4. Taking large charitable deductions

There's nothing wrong with being charitable and giving some of your hard-earned money away. But if you're generous to the point where it doesn't seem to make sense financially, the IRS is likely to take notice. Case in point: For the 2016 tax year, the average deduction for charity among earners with an AGI between $30,000 and $49,999 was $2,871. Therefore, if you report an AGI of $35,000 but claim $10,000 in charitable deductions, the IRS will probably question how it is you can afford to part with so much of your income -- and whether that figure is legitimate.

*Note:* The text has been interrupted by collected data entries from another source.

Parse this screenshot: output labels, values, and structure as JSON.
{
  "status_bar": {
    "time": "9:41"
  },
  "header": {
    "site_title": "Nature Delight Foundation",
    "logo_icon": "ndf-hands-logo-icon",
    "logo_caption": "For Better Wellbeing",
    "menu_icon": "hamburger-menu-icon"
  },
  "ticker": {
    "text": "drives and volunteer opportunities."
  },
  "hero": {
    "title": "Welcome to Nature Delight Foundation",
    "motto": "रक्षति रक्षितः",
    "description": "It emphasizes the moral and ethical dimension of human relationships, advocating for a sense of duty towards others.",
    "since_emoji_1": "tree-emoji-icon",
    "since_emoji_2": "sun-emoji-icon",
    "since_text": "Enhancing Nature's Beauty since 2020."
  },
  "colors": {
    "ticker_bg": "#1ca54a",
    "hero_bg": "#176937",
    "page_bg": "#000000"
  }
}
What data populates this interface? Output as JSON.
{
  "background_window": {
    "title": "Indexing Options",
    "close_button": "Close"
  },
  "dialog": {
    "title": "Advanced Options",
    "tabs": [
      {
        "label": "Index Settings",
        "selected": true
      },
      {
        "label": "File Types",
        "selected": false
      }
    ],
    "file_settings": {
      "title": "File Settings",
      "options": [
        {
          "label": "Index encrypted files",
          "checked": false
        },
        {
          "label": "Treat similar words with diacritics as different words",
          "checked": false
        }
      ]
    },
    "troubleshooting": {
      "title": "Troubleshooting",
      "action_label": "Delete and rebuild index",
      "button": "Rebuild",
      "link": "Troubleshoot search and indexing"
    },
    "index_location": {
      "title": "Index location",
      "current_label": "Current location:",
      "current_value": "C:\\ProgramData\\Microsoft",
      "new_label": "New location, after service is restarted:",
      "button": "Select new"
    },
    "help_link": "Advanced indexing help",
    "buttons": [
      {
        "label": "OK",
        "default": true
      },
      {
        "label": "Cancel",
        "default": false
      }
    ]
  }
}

5. Claiming 100% business use of a vehicle

If you're self-employed and use your vehicle for work purposes, you're allowed to write off related expenses on your taxes. You can do so by taking a mileage deduction (where you get a preset amount per mile you drive for business reasons), or by claiming actual expenses relating to your vehicle, like auto insurance, maintenance, and repairs.

That said, if you use your vehicle for personal matters as well as business, you can only deduct a portion of these expenses. For example, if your vehicle is driven for personal use 60% of the time, and for work purposes the other 40% of the time, you only get to claim 40% of the aforementioned costs. Most folks can't legitimately claim that they use their vehicles solely for business purposes, and if you do, you might find yourself on the wrong end of an audit. The one exception might be if you work for a ride-sharing service like Uber or Lyft full-time. If that's the case, and you live in an area with public transportation, it's conceivable that you might never use your vehicle for non-work purposes.

6. Not reporting enough income to support your lifestyle

Claiming deductions that don't match your income is a great way to get the IRS to investigate. For example, if you're deducting interest on a $750,000 mortgage, but you report only $75,000 in income, the IRS is going to wonder how you're able to afford your house. And chances are, it'll go looking for income it thinks you're hiding.

Most filers would rather avoid a tax audit, so if you're one of them, be aware of these major warning signs. That said, don't panic if your return does get audited, provided everything you claimed was legitimate. Most of the time, all it takes is additional documentation to get the IRS off your back, and as long as you have it, you're golden.